From Oil Plants to Gas Pipelines: Despite Splurging Billions on Defence, How Saudi Remains Exposed to Strikes
Aramco's vast system of pipelines, pumping stations and its ports along the Persian Gulf and Red Sea are also vulnerable to potential attacks.
Smoke is seen following a fire at Aramco facility in the eastern city of Abqaiq, Saudi Arabia, on Saturday. (Reuters)
Riyadh: The strike on Saudi oil infrastructure highlights the easy vulnerability of such facilities even as the kingdom has splurged billions on sophisticated defence hardware.
Yemen's Iran-aligned Huthi rebels claimed responsibility for the weekend assault, saying they sent a swarm of drones far across the border, but Washington has squarely blamed Iran.
Here is a round-up of the nation's key infrastructure potentially exposed to attacks:
Saudi Aramco, the world's biggest energy company, operates Ghawar and Safaniyah, two of its biggest oil fields. While its oil wells, scattered over a vast geographical area, may be a difficult target, its various oil processing facilities are more exposed.
The Abqaiq facility — one of the two sites targeted on Saturday — is the "most vulnerable" among them, the Washington-based Center for Strategic and International Studies (CSIS) said in a report.

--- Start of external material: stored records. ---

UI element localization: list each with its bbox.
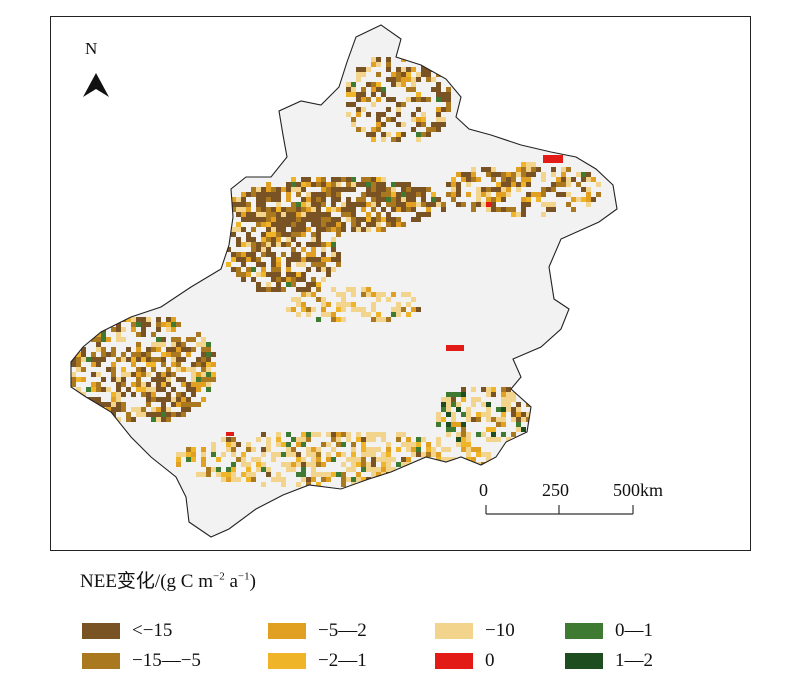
scale-bar	[485, 505, 634, 515]
legend-swatch	[82, 653, 120, 669]
legend-item-lt-neg15: <−15	[82, 620, 172, 642]
region-fill	[71, 25, 617, 537]
map-canvas[interactable]	[51, 17, 752, 552]
legend-label: −10	[485, 620, 515, 641]
legend-swatch	[268, 623, 306, 639]
legend-item-neg15-neg5: −15—−5	[82, 650, 201, 672]
legend-label: −5—2	[318, 620, 367, 641]
scale-tick-250: 250	[542, 480, 569, 500]
legend-item-0: 0	[435, 650, 495, 672]
map-frame: N 0 250 500km	[50, 16, 751, 551]
region-boundary	[70, 24, 618, 538]
legend-label: −2—1	[318, 650, 367, 671]
legend-label: 0—1	[615, 620, 653, 641]
legend-item-1-2: 1—2	[565, 650, 653, 672]
scale-tick-500km: 500km	[613, 480, 664, 500]
legend-swatch	[82, 623, 120, 639]
legend-label: 0	[485, 650, 495, 671]
nee-raster	[71, 57, 601, 487]
legend-swatch	[565, 653, 603, 669]
legend-swatch	[435, 623, 473, 639]
north-arrow-icon	[83, 73, 109, 97]
north-label: N	[85, 39, 98, 58]
legend-label: 1—2	[615, 650, 653, 671]
legend-label: <−15	[132, 620, 173, 641]
legend-swatch	[268, 653, 306, 669]
legend-swatch	[435, 653, 473, 669]
legend-swatch	[565, 623, 603, 639]
legend-title: NEE变化/(g C m−2 a−1)	[80, 570, 256, 592]
legend-item-0-1: 0—1	[565, 620, 653, 642]
legend-item-neg5-2: −5—2	[268, 620, 367, 642]
legend-label: −15—−5	[132, 650, 201, 671]
scale-tick-0: 0	[479, 480, 488, 500]
legend-item-neg10: −10	[435, 620, 515, 642]
legend-item-neg2-1: −2—1	[268, 650, 367, 672]
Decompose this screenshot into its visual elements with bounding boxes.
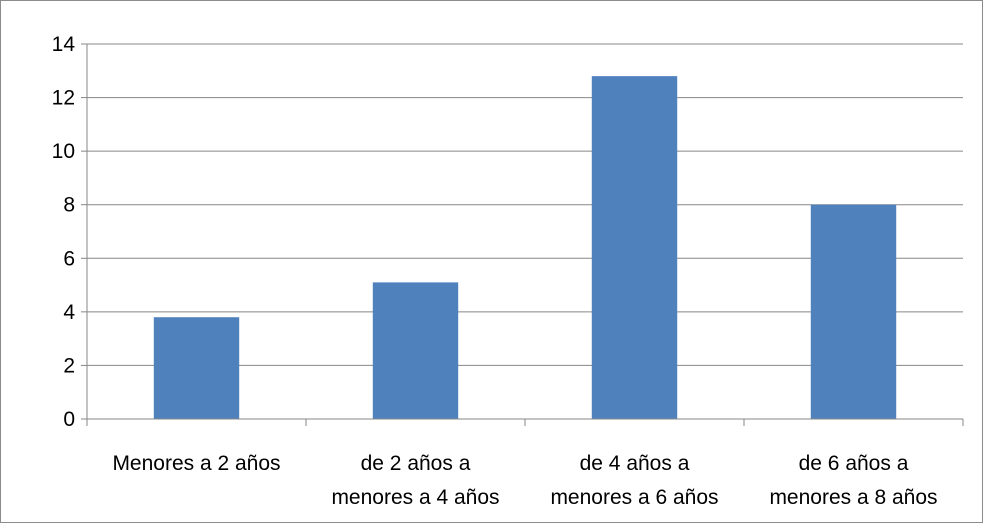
y-tick-label: 6 <box>63 247 75 270</box>
y-tick-label: 10 <box>52 140 75 163</box>
x-category-label: Menores a 2 años <box>112 452 280 475</box>
x-category-label: de 6 años a <box>799 452 909 475</box>
axes <box>81 43 964 426</box>
y-tick-label: 12 <box>52 87 75 110</box>
y-tick-label: 2 <box>63 354 75 377</box>
y-tick-labels: 0 2 4 6 8 10 12 14 <box>52 33 76 431</box>
y-tick-label: 8 <box>63 194 75 217</box>
x-category-label: de 2 años a <box>361 452 471 475</box>
y-tick-label: 14 <box>52 33 76 56</box>
bar <box>810 204 897 419</box>
x-category-label: menores a 6 años <box>550 486 718 509</box>
x-category-label: menores a 4 años <box>331 486 499 509</box>
x-category-labels: Menores a 2 años de 2 años a menores a 4 a… <box>112 452 937 509</box>
bar <box>591 76 678 420</box>
y-tick-label: 4 <box>63 301 75 324</box>
gridlines <box>87 43 963 366</box>
x-category-label: menores a 8 años <box>769 486 937 509</box>
y-tick-label: 0 <box>63 408 75 431</box>
bar <box>153 317 240 419</box>
x-category-label: de 4 años a <box>580 452 690 475</box>
bars <box>153 76 897 420</box>
bar <box>372 282 459 419</box>
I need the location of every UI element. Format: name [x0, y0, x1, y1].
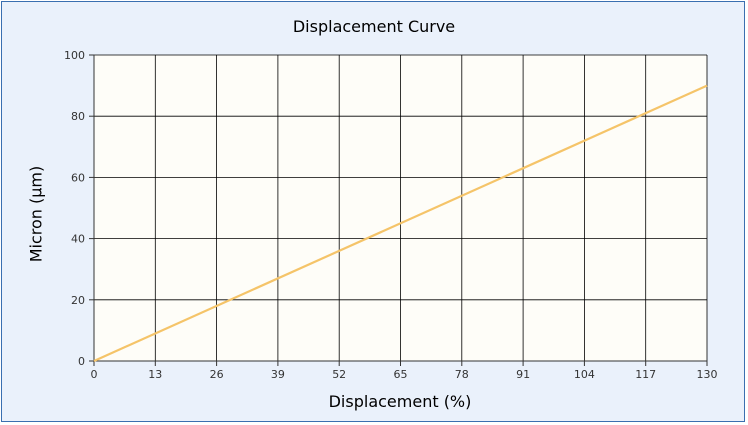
x-axis-label: Displacement (%): [328, 392, 472, 411]
axes: [89, 54, 708, 366]
y-tick-label: 40: [71, 233, 85, 246]
x-tick-label: 0: [91, 368, 98, 381]
x-tick-label: 78: [455, 368, 469, 381]
x-tick-label: 104: [574, 368, 595, 381]
x-tick-label: 65: [394, 368, 408, 381]
x-tick-label: 52: [332, 368, 346, 381]
chart-title: Displacement Curve: [292, 17, 456, 36]
y-tick-label: 0: [78, 355, 85, 368]
x-tick-labels: 0 13 26 39 52 65 78 91 104 117 130: [91, 368, 718, 381]
x-tick-label: 130: [697, 368, 718, 381]
x-tick-label: 39: [271, 368, 285, 381]
x-tick-label: 91: [516, 368, 530, 381]
y-tick-label: 20: [71, 294, 85, 307]
x-tick-label: 117: [635, 368, 656, 381]
x-tick-label: 26: [210, 368, 224, 381]
y-tick-label: 80: [71, 110, 85, 123]
y-tick-label: 100: [64, 49, 85, 62]
series-line: [93, 84, 708, 363]
y-tick-label: 60: [71, 171, 85, 184]
y-tick-labels: 0 20 40 60 80 100: [64, 49, 85, 368]
series-group: [93, 84, 708, 363]
x-tick-label: 13: [148, 368, 162, 381]
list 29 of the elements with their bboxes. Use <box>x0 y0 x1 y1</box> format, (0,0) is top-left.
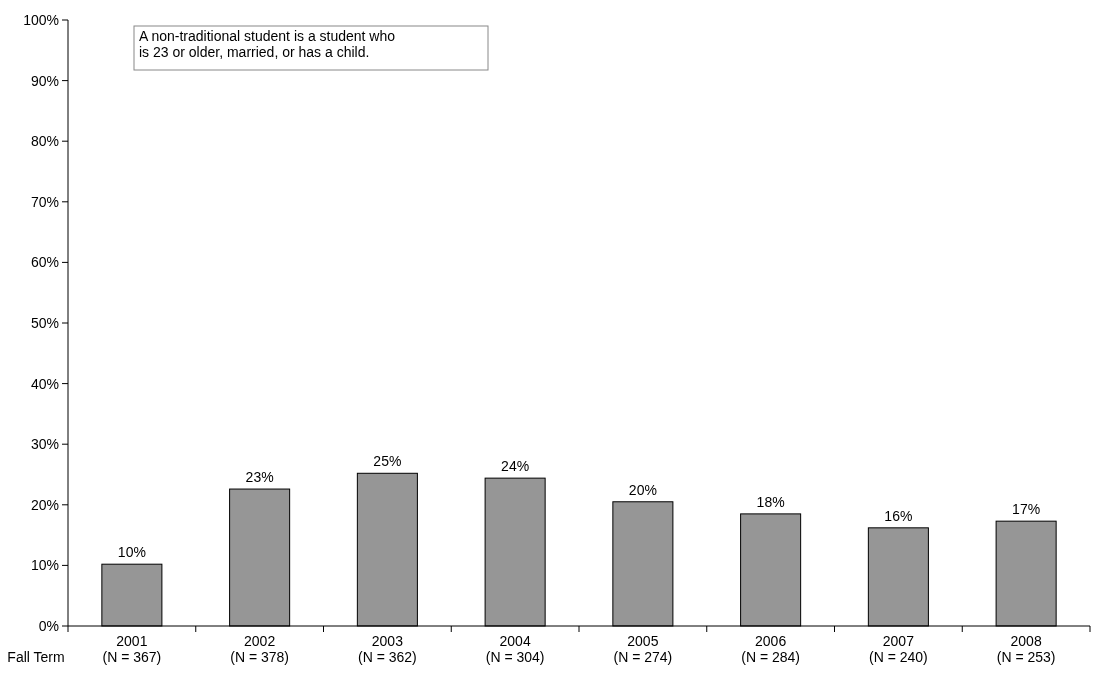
y-tick-label: 20% <box>30 496 59 513</box>
y-tick-label: 40% <box>30 375 59 392</box>
x-tick-label: 2003 (N = 362) <box>358 633 417 665</box>
data-label: 25% <box>373 453 402 470</box>
y-tick-label: 70% <box>30 193 59 210</box>
data-label: 23% <box>245 469 274 486</box>
data-label: 17% <box>1012 501 1041 518</box>
y-tick-label: 100% <box>23 11 59 28</box>
y-tick-label: 50% <box>30 314 59 331</box>
y-tick-label: 10% <box>30 557 59 574</box>
x-tick-label: 2002 (N = 378) <box>230 633 289 665</box>
x-tick-label: 2007 (N = 240) <box>869 633 928 665</box>
x-tick-label: 2006 (N = 284) <box>741 633 800 665</box>
y-tick-label: 80% <box>30 133 59 150</box>
y-tick-label: 0% <box>38 617 59 634</box>
data-label: 10% <box>117 544 146 561</box>
data-label: 20% <box>628 481 657 498</box>
annotation: A non-traditional student is a student who is 23 or older, married, or has a child. <box>139 28 396 60</box>
data-label: 18% <box>756 493 785 510</box>
y-tick-label: 60% <box>30 254 59 271</box>
data-label: 24% <box>501 458 530 475</box>
x-tick-label: 2008 (N = 253) <box>996 633 1056 665</box>
y-tick-label: 30% <box>30 436 59 453</box>
y-tick-label: 90% <box>30 72 59 89</box>
x-axis-title: Fall Term <box>7 649 65 665</box>
x-tick-label: 2004 (N = 304) <box>485 633 545 665</box>
x-tick-label: 2001 (N = 367) <box>102 633 162 665</box>
x-tick-label: 2005 (N = 274) <box>613 633 673 665</box>
data-label: 16% <box>884 507 913 524</box>
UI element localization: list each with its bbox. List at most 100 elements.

The Abqaiq plant is the world's largest oil processing facility, with a capacity of more than seven million barrels per day, according to the company. Aramco's vast system of pipelines, pumping stations and its ports along the Persian Gulf and Red Sea are also vulnerable to potential attacks.
The Huthis claimed their drones targeted two oil pumping stations on Saudi Arabia's key east-west pipeline in May, shutting it down for several days. The nation's oil infrastructure is also vulnerable to cyber attacks. In 2012, Aramco was among the firms hit by Shamoon, an aggressive disc-wiping malware, in what is believed to be the country's worst cyber attack yet.
Desalination plants provide more than 70 percent of the kingdom's drinking water, according to official figures. Ras al-Khair, the world's largest desalination plant located on the kingdom's Gulf coast, is an obvious target.
The kingdom's water supply could be severely affected in the event of a major attack on the plant. "Cyber attacks also present a serious threat to Saudi desalination plants like Ras al-Khair," the CSIS report said.
Saudi Arabia's electrical grid has struggled to keep pace with the demands of its rising population and industrial infrastructure. An attack on the oil and gas industry could severely impact the electrical grid as the kingdom is largely dependent on hydrocarbons as fuel for the electricity sector.
Its network of transformers and substations are vulnerable to explosive attacks, the CSIS report said. The electrical system can also be disrupted by cyber attacks, it added.
Industrial Control Systems
Industrial control interfaces that help regulate large-scale infrastructure such as gas pipelines, transportation systems and power transmission networks are also potentially at risk, the CSIS report said.
"All of these components may be vulnerable to attack by direct human interference such as the deployment of malware in the master unit or by poor design or configuration, which opens up the system to remote cyber exploitation," the report said.